Note: for the most recent updates on the topic of cluster membership and node lifecycle, please also check:

In particular, CLI ais cluster add-remove-nodes suppots adding, removing, and maintainiing nodes within the cluster. It allows administrators to dynamically adjust the cluster’s composition, handle maintenance operations, and ensure availability and correctness during transitions when nodes are added or removed.

Also, see related:

Joining a Cluster: discovery URL

First, some basic facts. AIStore clusters can be deployed with an arbitrary number of AIStore proxies (a.k.a. gateways).

Each proxy/gateway implements RESTful APIs (both native and S3 compatible) and provides full access to user data stored in the cluster.

Each proxy collaborates with other proxies in the cluster to perform majority-voted HA failovers (section Highly Available Control Plane.

All electable proxies are functionally equivalent.
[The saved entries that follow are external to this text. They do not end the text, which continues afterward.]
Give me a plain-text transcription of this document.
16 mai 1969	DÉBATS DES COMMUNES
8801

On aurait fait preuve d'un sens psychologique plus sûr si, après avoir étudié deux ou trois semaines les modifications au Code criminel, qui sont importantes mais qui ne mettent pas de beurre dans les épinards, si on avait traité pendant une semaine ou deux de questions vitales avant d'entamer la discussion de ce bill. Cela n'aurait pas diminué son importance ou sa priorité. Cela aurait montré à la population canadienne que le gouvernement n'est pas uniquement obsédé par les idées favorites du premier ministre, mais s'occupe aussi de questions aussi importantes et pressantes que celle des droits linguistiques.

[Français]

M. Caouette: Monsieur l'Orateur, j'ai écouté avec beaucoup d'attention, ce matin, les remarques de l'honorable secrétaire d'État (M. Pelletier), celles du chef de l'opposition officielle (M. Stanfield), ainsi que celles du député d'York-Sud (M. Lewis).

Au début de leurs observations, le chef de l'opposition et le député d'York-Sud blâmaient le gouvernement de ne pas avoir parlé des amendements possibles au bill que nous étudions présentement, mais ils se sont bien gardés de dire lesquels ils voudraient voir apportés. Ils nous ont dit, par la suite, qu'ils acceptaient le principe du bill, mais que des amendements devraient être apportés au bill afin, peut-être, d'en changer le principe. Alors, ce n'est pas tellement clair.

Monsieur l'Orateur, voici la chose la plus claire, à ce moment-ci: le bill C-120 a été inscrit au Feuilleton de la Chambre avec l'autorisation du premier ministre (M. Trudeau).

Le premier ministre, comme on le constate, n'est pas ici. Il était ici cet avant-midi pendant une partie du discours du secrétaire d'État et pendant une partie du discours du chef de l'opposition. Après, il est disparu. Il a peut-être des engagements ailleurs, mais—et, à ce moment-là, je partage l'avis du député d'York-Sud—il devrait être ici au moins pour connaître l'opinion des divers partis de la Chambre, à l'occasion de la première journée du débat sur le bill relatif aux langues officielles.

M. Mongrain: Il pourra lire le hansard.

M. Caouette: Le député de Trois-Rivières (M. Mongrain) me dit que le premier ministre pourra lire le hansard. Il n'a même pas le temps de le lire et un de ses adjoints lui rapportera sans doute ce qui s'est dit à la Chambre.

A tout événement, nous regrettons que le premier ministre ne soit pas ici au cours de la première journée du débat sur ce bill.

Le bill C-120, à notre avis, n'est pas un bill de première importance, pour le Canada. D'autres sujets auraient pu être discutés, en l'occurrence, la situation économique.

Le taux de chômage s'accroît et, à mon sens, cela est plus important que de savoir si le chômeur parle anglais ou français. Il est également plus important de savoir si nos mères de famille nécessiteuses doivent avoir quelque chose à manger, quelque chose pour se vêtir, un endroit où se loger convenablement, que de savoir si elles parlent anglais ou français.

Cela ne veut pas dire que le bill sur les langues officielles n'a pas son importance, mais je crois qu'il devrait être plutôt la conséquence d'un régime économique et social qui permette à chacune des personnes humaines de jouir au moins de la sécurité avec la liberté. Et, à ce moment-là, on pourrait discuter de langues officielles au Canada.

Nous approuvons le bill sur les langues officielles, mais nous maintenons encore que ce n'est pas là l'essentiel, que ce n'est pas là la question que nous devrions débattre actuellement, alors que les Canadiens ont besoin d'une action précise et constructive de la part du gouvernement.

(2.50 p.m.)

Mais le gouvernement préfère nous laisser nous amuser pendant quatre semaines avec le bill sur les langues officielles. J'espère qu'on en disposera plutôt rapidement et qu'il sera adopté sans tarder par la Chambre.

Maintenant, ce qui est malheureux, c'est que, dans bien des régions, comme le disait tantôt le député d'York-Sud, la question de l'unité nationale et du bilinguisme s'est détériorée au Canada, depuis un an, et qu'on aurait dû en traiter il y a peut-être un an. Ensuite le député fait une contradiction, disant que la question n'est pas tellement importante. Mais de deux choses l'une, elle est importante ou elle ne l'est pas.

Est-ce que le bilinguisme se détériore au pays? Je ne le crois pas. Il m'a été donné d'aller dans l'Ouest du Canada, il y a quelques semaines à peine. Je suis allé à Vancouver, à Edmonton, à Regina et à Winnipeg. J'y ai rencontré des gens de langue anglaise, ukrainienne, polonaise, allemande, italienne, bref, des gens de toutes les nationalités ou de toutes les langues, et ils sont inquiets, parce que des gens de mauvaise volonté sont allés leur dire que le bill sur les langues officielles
The one that is elected as primary is, among other things, responsible to join nodes to the running cluster.

To facilitate node-joining in presence of disruptive events, such as:

network failures, and/or
partial or complete loss of local copies of aistore metadata (e.g., cluster maps)
to still be able to reconnect and restore operation, we also provide so called original and discovery URLs in the cluster configuration.

The latter is versioned, replicated, protected and distributed - solely by the elected primary.

March 2024 UPDATE: starting v3.23, the original URL does not track the “original” primary. Instead, the current (or currently elected) primary takes full responsibility for updating both URLs with the single and singular purpose: optimizing time to join or rejoin cluster.

For instance:

When and if an HA event triggers automated failover, the role of the primary will be automatically assumed by a different proxy/gateway, with the corresponding cluster map (Smap) update getting synchronized across all running nodes.

A new node, however, could potentially experience a problem when trying to join an already deployed and running cluster - simply because its configuration may still be referring to the old primary. The original and discovery URLs (see AIStore configuration) are precisely intended to address this scenario.